Eye in the Sky
What a treat is it to hear airborne traffic reports on KFI (640 AM) again. It’s been years since the station featured the airborne reports, focussing instead on ground monitors and information provided by Cal-Trans. I imagine the cost savings were a part of the decision to originally drop them as well.
But airborne gives a birds-eye view of problems including a truly accurate estimate of the backlog and how long it looks before the mess will be cleaned up. Plus it’s great to hear the words once spoken by the late, great Bruce Wayne: “K-F-Eye In the Sky,” now brought to you by Jeff Baugh weekday mornings and Mike O’Brien in the afternoon.
Reelradio.Com is free again!
Celebrating 21 years of service to radio junkies like me, the board-members of ReelRadio.Com have decided to try the free route again and rely on listener donations to cover the costs of providing a virtual museum of top-40 (and more) radio broadcasting.
The repository features both cut and uncut recordings of radio stations dating as far back as the 1930s. Many of the recordings were taken directly off of a radio and thus are considerably lo-fi; others were direct from the air studio and are quite clean. All are interesting listening and give a nice comparison of radio throughout the decades … how it’s changed, gotten better or gotten worse.
I think it also gives information to today’s programmers and owners on how to do radio right … whether they choose to learn from the past or not.
In years past, ReelRadio tried to have a subscription service, but they still had trouble making ends meet. So they are once again opening the recordings to anyone in the hopes that general donations will increase. Perhaps with a larger potential audience, donations will increase. I’ll do my part.
Slated for News
Julie Slater, best known for her musical knowledge on stations such as The Sound (100.3 FM) has joined KFI for weekend, part time and fill-in newscast duties. She will continue with her weekend new-music show on KCSN (88.5 FM) called Out on a Limb, which airs Saturdays from 5-7 p.m.
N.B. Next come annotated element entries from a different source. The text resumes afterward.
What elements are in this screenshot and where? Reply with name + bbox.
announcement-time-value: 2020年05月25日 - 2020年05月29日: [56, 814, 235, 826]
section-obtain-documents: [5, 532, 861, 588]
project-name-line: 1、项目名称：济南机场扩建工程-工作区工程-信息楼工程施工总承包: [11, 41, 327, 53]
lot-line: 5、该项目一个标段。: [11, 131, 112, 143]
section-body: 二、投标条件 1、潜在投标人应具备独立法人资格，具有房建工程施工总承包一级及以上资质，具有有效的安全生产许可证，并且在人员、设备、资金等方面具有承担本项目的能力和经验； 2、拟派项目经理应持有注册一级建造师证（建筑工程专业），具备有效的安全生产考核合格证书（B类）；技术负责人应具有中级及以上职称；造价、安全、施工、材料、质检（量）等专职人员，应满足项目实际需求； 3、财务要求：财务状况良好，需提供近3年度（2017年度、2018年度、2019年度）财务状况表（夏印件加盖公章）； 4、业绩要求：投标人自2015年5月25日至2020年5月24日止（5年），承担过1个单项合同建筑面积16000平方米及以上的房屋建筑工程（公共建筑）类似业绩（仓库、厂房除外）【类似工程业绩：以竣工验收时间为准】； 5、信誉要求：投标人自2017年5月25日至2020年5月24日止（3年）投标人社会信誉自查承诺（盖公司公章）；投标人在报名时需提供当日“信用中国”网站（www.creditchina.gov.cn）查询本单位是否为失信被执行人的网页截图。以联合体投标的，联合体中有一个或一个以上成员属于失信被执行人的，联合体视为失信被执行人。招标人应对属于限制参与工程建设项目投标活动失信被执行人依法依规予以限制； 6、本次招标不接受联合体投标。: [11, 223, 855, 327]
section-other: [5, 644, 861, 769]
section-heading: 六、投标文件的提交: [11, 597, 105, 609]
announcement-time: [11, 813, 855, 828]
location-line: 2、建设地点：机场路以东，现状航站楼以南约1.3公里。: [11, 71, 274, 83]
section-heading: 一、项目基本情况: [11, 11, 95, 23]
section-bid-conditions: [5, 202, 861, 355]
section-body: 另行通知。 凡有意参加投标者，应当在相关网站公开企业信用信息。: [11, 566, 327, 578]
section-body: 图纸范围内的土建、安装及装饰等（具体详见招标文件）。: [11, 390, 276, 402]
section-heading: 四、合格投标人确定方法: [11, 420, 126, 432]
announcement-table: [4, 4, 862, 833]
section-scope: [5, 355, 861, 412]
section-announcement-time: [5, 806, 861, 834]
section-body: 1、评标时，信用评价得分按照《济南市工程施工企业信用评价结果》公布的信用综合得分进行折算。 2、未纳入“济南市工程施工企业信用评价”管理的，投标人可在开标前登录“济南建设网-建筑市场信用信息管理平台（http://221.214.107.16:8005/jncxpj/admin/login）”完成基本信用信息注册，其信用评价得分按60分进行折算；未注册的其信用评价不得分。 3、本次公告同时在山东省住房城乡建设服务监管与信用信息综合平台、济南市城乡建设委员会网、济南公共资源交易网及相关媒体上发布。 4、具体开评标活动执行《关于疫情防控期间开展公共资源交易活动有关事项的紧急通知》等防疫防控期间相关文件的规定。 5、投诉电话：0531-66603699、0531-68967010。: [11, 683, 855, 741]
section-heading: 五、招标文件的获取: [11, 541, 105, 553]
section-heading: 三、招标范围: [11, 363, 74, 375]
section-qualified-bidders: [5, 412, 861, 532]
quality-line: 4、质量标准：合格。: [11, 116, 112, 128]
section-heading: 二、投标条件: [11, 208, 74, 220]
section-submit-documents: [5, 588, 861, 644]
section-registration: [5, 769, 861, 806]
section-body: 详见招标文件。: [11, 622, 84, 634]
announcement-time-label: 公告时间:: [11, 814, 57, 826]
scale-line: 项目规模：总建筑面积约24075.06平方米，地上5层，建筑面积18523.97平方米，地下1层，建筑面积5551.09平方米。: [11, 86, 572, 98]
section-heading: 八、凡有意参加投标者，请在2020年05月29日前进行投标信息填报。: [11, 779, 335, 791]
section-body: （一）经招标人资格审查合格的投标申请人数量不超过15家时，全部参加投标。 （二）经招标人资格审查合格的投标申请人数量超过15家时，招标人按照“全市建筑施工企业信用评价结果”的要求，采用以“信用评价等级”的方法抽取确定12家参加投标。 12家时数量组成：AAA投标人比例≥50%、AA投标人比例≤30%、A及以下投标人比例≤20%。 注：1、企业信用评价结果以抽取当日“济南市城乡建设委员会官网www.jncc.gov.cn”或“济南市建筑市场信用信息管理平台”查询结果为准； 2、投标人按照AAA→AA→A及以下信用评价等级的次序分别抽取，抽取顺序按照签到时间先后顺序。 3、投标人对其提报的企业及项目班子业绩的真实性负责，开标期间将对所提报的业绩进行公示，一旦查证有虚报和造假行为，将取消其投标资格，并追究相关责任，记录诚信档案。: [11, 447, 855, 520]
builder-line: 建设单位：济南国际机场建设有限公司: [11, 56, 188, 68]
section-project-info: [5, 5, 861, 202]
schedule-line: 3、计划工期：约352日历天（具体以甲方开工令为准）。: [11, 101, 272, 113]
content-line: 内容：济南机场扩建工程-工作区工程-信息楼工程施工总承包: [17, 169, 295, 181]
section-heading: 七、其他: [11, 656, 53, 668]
I haven’t driven to Las Vegas in a few years. But I have fond memories of listening to “The Highway Stations, FM 98 and 99” covering a large stretch of Highway 15 centered near Baker and “The World’s Tallest Thermometer.”
The Highway Stations were the brainchild of Howard Anderson, who believed that advertising to a huge audience of drivers from Southern California would increase the number of visitors to the casinos owned by his boss, Howard Hughes: The Sands, Desert Inn, Castaways, Silver Slipper, Frontier, and Landmark
Hughes gave his approval but passed away before the venture could launch. But Anderson kept with the project and launched the original Highway Stations in 1980. Since that time, power has increased, as has the number of transmitters, giving better reception along a much longer stretch of highway.
And now there are even more choices: in addition to the originals that play a top-40 style format now called The Highway Vibe at 99.7, 98.1 and 98.9 FM, there is highway rock on The Drive at 96.9 and 94.9, plus Highway Country at 101.5 and 107.3.
Collectively, Highway Radio still helps promote local businesses with advertisements and features related to tourism in the area approaching Las Vegas, plus traffic, weather and accommodation information. Over 3 million people per month are estimated to tune in to one or more of the Highway Radio stations.